Tem bonecaria no Festival de Curitiba? Tem, sim, senhor, como comprova “Azul”, sensação da mostra Guritiba. Esse é o nome da ala infantojuvenil da maior maratona de teatro do país. Na tarde do último sábado, os bonecos criados pelo artista cênico Dante, com direção de movimento bolada por Marise Nogueira, fizeram da dramaturgia de Andrea Batitucci e Gustavo Bicalho uma febre em solo curitibano. Tem até Ângela Maria (1929-2018) na trilha sonora.
Na trama, dirigida por Bicalho e Henrique Gonçalves, Violeta, uma menina de 4 anos (que é representada por uma boneca), está ansiosa com a chegada de seu irmãozinho, batizado de Azul. De cara, ela fica frustrada com o fato de ele, ainda bebê, exigir atenção constante de sua mãe e de seu pai, encarnados com o uso de máscaras. No entanto, conforme o tempo passa e seu maninho passa de neném a menino, a garotinha percebe que ele demonstra ser diferente das outras crianças, com um comportamento mais introvertido, dificuldade em desenvolver a fala e hiperfoco em alguns objetos. Violeta tenta encontrar meios de interagir com o irmão, descobrindo que a música cria uma ponte de conexão entre eles e que o tempo, tem um papel ainda mais relevante em suas histórias, tocadas pelo autismo. A estrutura de cores da cenografia é um primor.
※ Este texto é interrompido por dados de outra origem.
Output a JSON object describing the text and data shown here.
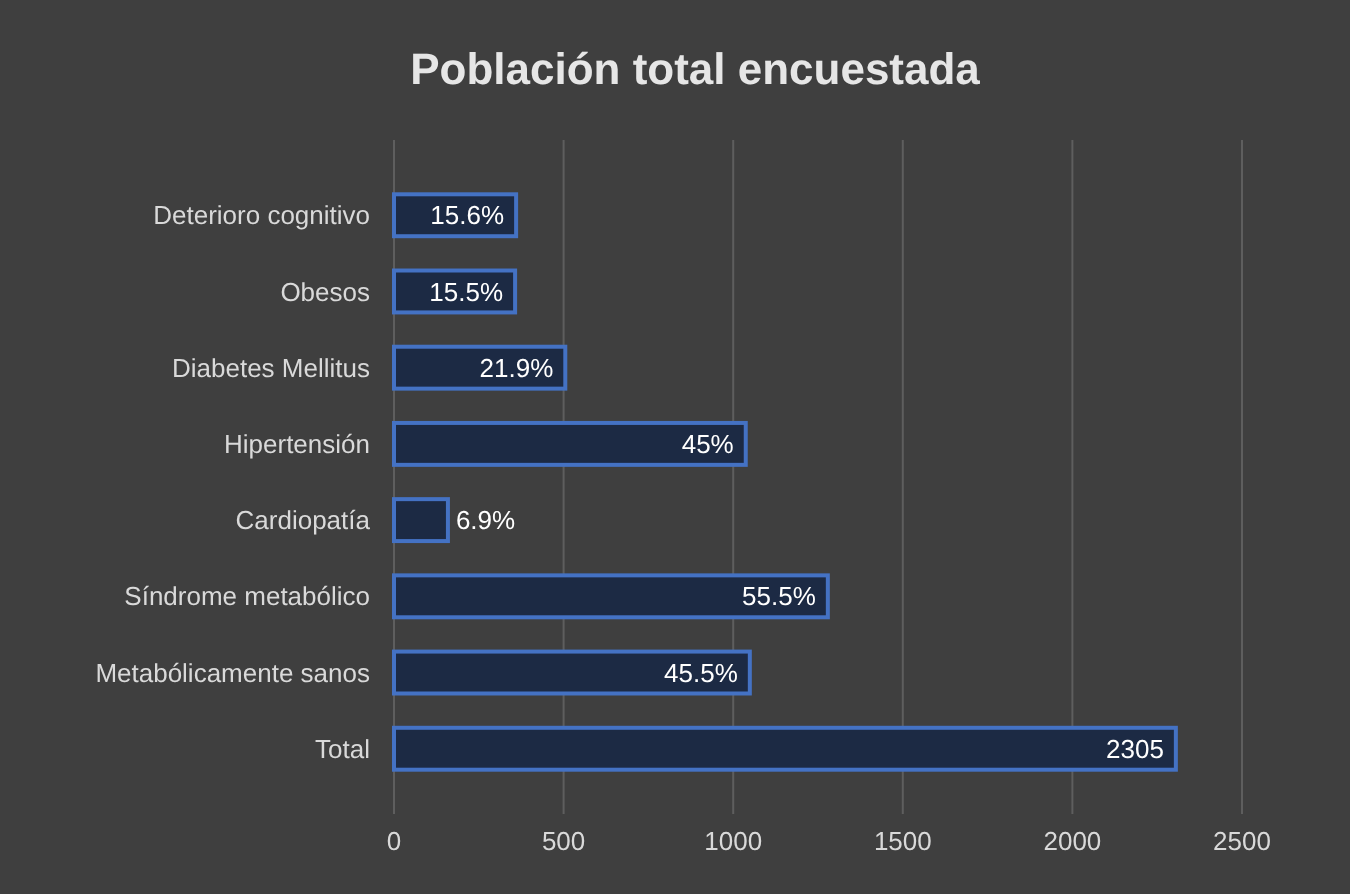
{
  "chart_data": {
    "type": "bar",
    "orientation": "horizontal",
    "title": "Población total encuestada",
    "categories": [
      "Deterioro cognitivo",
      "Obesos",
      "Diabetes Mellitus",
      "Hipertensión",
      "Cardiopatía",
      "Síndrome metabólico",
      "Metabólicamente sanos",
      "Total"
    ],
    "values": [
      360,
      357,
      505,
      1037,
      159,
      1279,
      1049,
      2305
    ],
    "value_labels": [
      null,
      null,
      null,
      null,
      null,
      null,
      null,
      "2305"
    ],
    "annotations": [
      {
        "text": "15.6%",
        "x": 360,
        "y": "Deterioro cognitivo"
      },
      {
        "text": "15.5%",
        "x": 357,
        "y": "Obesos"
      },
      {
        "text": "21.9%",
        "x": 505,
        "y": "Diabetes Mellitus"
      },
      {
        "text": "45%",
        "x": 1037,
        "y": "Hipertensión"
      },
      {
        "text": "6.9%",
        "x": 159,
        "y": "Cardiopatía"
      },
      {
        "text": "55.5%",
        "x": 1279,
        "y": "Síndrome metabólico"
      },
      {
        "text": "45.5%",
        "x": 1049,
        "y": "Metabólicamente sanos"
      }
    ],
    "color": "#4472c4",
    "xlim": [
      0,
      2500
    ],
    "xticks": [
      0,
      500,
      1000,
      1500,
      2000,
      2500
    ],
    "grid": "x"
  }
}
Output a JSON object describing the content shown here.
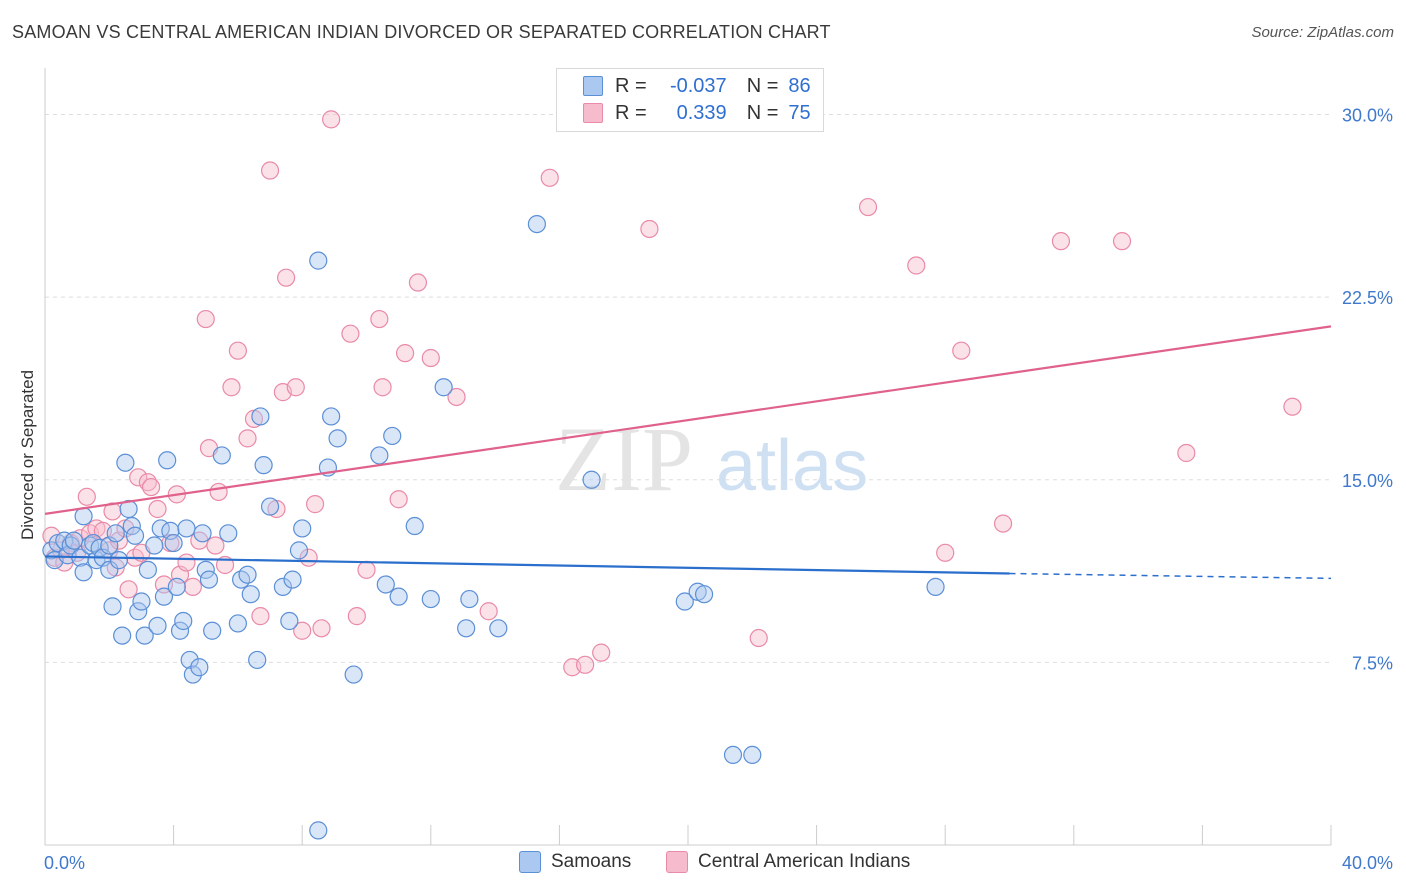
{
  "title": "SAMOAN VS CENTRAL AMERICAN INDIAN DIVORCED OR SEPARATED CORRELATION CHART",
  "source": "Source: ZipAtlas.com",
  "watermark": {
    "zip": "ZIP",
    "atlas": "atlas"
  },
  "colors": {
    "blue_fill": "#aac8f0",
    "blue_stroke": "#5b8fd6",
    "blue_line": "#2b6fcc",
    "pink_fill": "#f6bccd",
    "pink_stroke": "#e98aa8",
    "pink_line": "#e0628c",
    "axis_label": "#3f78cc",
    "grid": "#dddddd"
  },
  "legend": {
    "rows": [
      {
        "r_label": "R =",
        "r_value": "-0.037",
        "n_label": "N =",
        "n_value": "86"
      },
      {
        "r_label": "R =",
        "r_value": "0.339",
        "n_label": "N =",
        "n_value": "75"
      }
    ],
    "bottom": [
      "Samoans",
      "Central American Indians"
    ]
  },
  "chart_data": {
    "type": "scatter",
    "title": "SAMOAN VS CENTRAL AMERICAN INDIAN DIVORCED OR SEPARATED CORRELATION CHART",
    "xlabel": "",
    "ylabel": "Divorced or Separated",
    "xlim": [
      0,
      40
    ],
    "ylim": [
      0,
      31.5
    ],
    "x_tick_labels": [
      "0.0%",
      "40.0%"
    ],
    "y_ticks": [
      7.5,
      15.0,
      22.5,
      30.0
    ],
    "y_tick_labels": [
      "7.5%",
      "15.0%",
      "22.5%",
      "30.0%"
    ],
    "grid": true,
    "legend_position": "top-center",
    "series": [
      {
        "name": "Samoans",
        "color": "blue",
        "r": -0.037,
        "n": 86,
        "trend": {
          "x0": 0,
          "y0": 11.85,
          "x1": 30,
          "y1": 11.15,
          "dashed_to_x": 40,
          "dashed_to_y": 10.95
        },
        "points": [
          [
            0.2,
            12.1
          ],
          [
            0.3,
            11.7
          ],
          [
            0.4,
            12.4
          ],
          [
            0.6,
            12.5
          ],
          [
            0.7,
            11.9
          ],
          [
            0.8,
            12.3
          ],
          [
            0.9,
            12.5
          ],
          [
            1.1,
            11.8
          ],
          [
            1.2,
            11.2
          ],
          [
            1.2,
            13.5
          ],
          [
            1.4,
            12.3
          ],
          [
            1.5,
            12.4
          ],
          [
            1.6,
            11.7
          ],
          [
            1.7,
            12.2
          ],
          [
            1.8,
            11.8
          ],
          [
            2.0,
            12.3
          ],
          [
            2.0,
            11.3
          ],
          [
            2.1,
            9.8
          ],
          [
            2.2,
            12.8
          ],
          [
            2.3,
            11.7
          ],
          [
            2.4,
            8.6
          ],
          [
            2.5,
            15.7
          ],
          [
            2.6,
            13.8
          ],
          [
            2.7,
            13.1
          ],
          [
            2.8,
            12.7
          ],
          [
            2.9,
            9.6
          ],
          [
            3.0,
            10.0
          ],
          [
            3.1,
            8.6
          ],
          [
            3.2,
            11.3
          ],
          [
            3.4,
            12.3
          ],
          [
            3.5,
            9.0
          ],
          [
            3.6,
            13.0
          ],
          [
            3.7,
            10.2
          ],
          [
            3.8,
            15.8
          ],
          [
            3.9,
            12.9
          ],
          [
            4.0,
            12.4
          ],
          [
            4.1,
            10.6
          ],
          [
            4.2,
            8.8
          ],
          [
            4.3,
            9.2
          ],
          [
            4.4,
            13.0
          ],
          [
            4.5,
            7.6
          ],
          [
            4.6,
            7.0
          ],
          [
            4.8,
            7.3
          ],
          [
            4.9,
            12.8
          ],
          [
            5.0,
            11.3
          ],
          [
            5.1,
            10.9
          ],
          [
            5.2,
            8.8
          ],
          [
            5.5,
            16.0
          ],
          [
            5.7,
            12.8
          ],
          [
            6.0,
            9.1
          ],
          [
            6.1,
            10.9
          ],
          [
            6.3,
            11.1
          ],
          [
            6.4,
            10.3
          ],
          [
            6.6,
            7.6
          ],
          [
            6.7,
            17.6
          ],
          [
            6.8,
            15.6
          ],
          [
            7.0,
            13.9
          ],
          [
            7.4,
            10.6
          ],
          [
            7.6,
            9.2
          ],
          [
            7.7,
            10.9
          ],
          [
            7.9,
            12.1
          ],
          [
            8.0,
            13.0
          ],
          [
            8.5,
            24.0
          ],
          [
            8.5,
            0.6
          ],
          [
            8.8,
            15.5
          ],
          [
            8.9,
            17.6
          ],
          [
            9.1,
            16.7
          ],
          [
            9.6,
            7.0
          ],
          [
            10.4,
            16.0
          ],
          [
            10.6,
            10.7
          ],
          [
            10.8,
            16.8
          ],
          [
            11.0,
            10.2
          ],
          [
            11.5,
            13.1
          ],
          [
            12.0,
            10.1
          ],
          [
            12.4,
            18.8
          ],
          [
            13.1,
            8.9
          ],
          [
            13.2,
            10.1
          ],
          [
            14.1,
            8.9
          ],
          [
            15.3,
            25.5
          ],
          [
            17.0,
            15.0
          ],
          [
            19.9,
            10.0
          ],
          [
            20.3,
            10.4
          ],
          [
            20.5,
            10.3
          ],
          [
            21.4,
            3.7
          ],
          [
            22.0,
            3.7
          ],
          [
            27.7,
            10.6
          ]
        ]
      },
      {
        "name": "Central American Indians",
        "color": "pink",
        "r": 0.339,
        "n": 75,
        "trend": {
          "x0": 0,
          "y0": 13.6,
          "x1": 40,
          "y1": 21.3
        },
        "points": [
          [
            0.2,
            12.7
          ],
          [
            0.3,
            11.8
          ],
          [
            0.5,
            12.1
          ],
          [
            0.6,
            11.6
          ],
          [
            0.8,
            12.4
          ],
          [
            1.0,
            12.0
          ],
          [
            1.1,
            12.6
          ],
          [
            1.3,
            14.3
          ],
          [
            1.4,
            12.8
          ],
          [
            1.6,
            13.0
          ],
          [
            1.8,
            12.9
          ],
          [
            2.0,
            12.1
          ],
          [
            2.1,
            13.7
          ],
          [
            2.2,
            11.4
          ],
          [
            2.3,
            12.5
          ],
          [
            2.5,
            13.0
          ],
          [
            2.6,
            10.5
          ],
          [
            2.8,
            11.8
          ],
          [
            2.9,
            15.1
          ],
          [
            3.0,
            12.0
          ],
          [
            3.2,
            14.9
          ],
          [
            3.3,
            14.7
          ],
          [
            3.5,
            13.8
          ],
          [
            3.7,
            10.7
          ],
          [
            3.9,
            12.4
          ],
          [
            4.1,
            14.4
          ],
          [
            4.2,
            11.1
          ],
          [
            4.4,
            11.6
          ],
          [
            4.6,
            10.6
          ],
          [
            4.8,
            12.5
          ],
          [
            5.0,
            21.6
          ],
          [
            5.1,
            16.3
          ],
          [
            5.3,
            12.3
          ],
          [
            5.4,
            14.5
          ],
          [
            5.6,
            11.5
          ],
          [
            5.8,
            18.8
          ],
          [
            6.0,
            20.3
          ],
          [
            6.3,
            16.7
          ],
          [
            6.5,
            17.5
          ],
          [
            6.7,
            9.4
          ],
          [
            7.0,
            27.7
          ],
          [
            7.2,
            13.8
          ],
          [
            7.4,
            18.6
          ],
          [
            7.5,
            23.3
          ],
          [
            7.8,
            18.8
          ],
          [
            8.0,
            8.8
          ],
          [
            8.2,
            11.8
          ],
          [
            8.4,
            14.0
          ],
          [
            8.6,
            8.9
          ],
          [
            8.9,
            29.8
          ],
          [
            9.5,
            21.0
          ],
          [
            9.7,
            9.4
          ],
          [
            10.0,
            11.3
          ],
          [
            10.4,
            21.6
          ],
          [
            10.5,
            18.8
          ],
          [
            11.0,
            14.2
          ],
          [
            11.2,
            20.2
          ],
          [
            11.6,
            23.1
          ],
          [
            12.0,
            20.0
          ],
          [
            12.8,
            18.4
          ],
          [
            13.8,
            9.6
          ],
          [
            15.7,
            27.4
          ],
          [
            16.4,
            7.3
          ],
          [
            16.8,
            7.4
          ],
          [
            17.3,
            7.9
          ],
          [
            18.8,
            25.3
          ],
          [
            22.2,
            8.5
          ],
          [
            25.6,
            26.2
          ],
          [
            27.1,
            23.8
          ],
          [
            28.0,
            12.0
          ],
          [
            28.5,
            20.3
          ],
          [
            29.8,
            13.2
          ],
          [
            31.6,
            24.8
          ],
          [
            33.5,
            24.8
          ],
          [
            35.5,
            16.1
          ],
          [
            38.8,
            18.0
          ]
        ]
      }
    ]
  }
}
Para semana que vem, a boa do Guritiba é “Da Janela”, espetáculo de Marco dos Anjos. Em su8a dramaturgia, Malu, única criança que mora na vila, percebe a chegada de novos moradores: Cadu e Nina. Certa da missão de conhecer seus novos amigos, Malu, do alto de sua janela, observa e narra o nascimento da amizade da garotada.
Neste domingo, no festival, na programação do Guairinha, Juana Profunda brilha em “O Grande Cabaré Combo Drag Week”, que celebra os seus 10 anos de trajetória, com a participação especial de Miranda Lebrão.
O Festival de Curitiba segue até 12 de abril.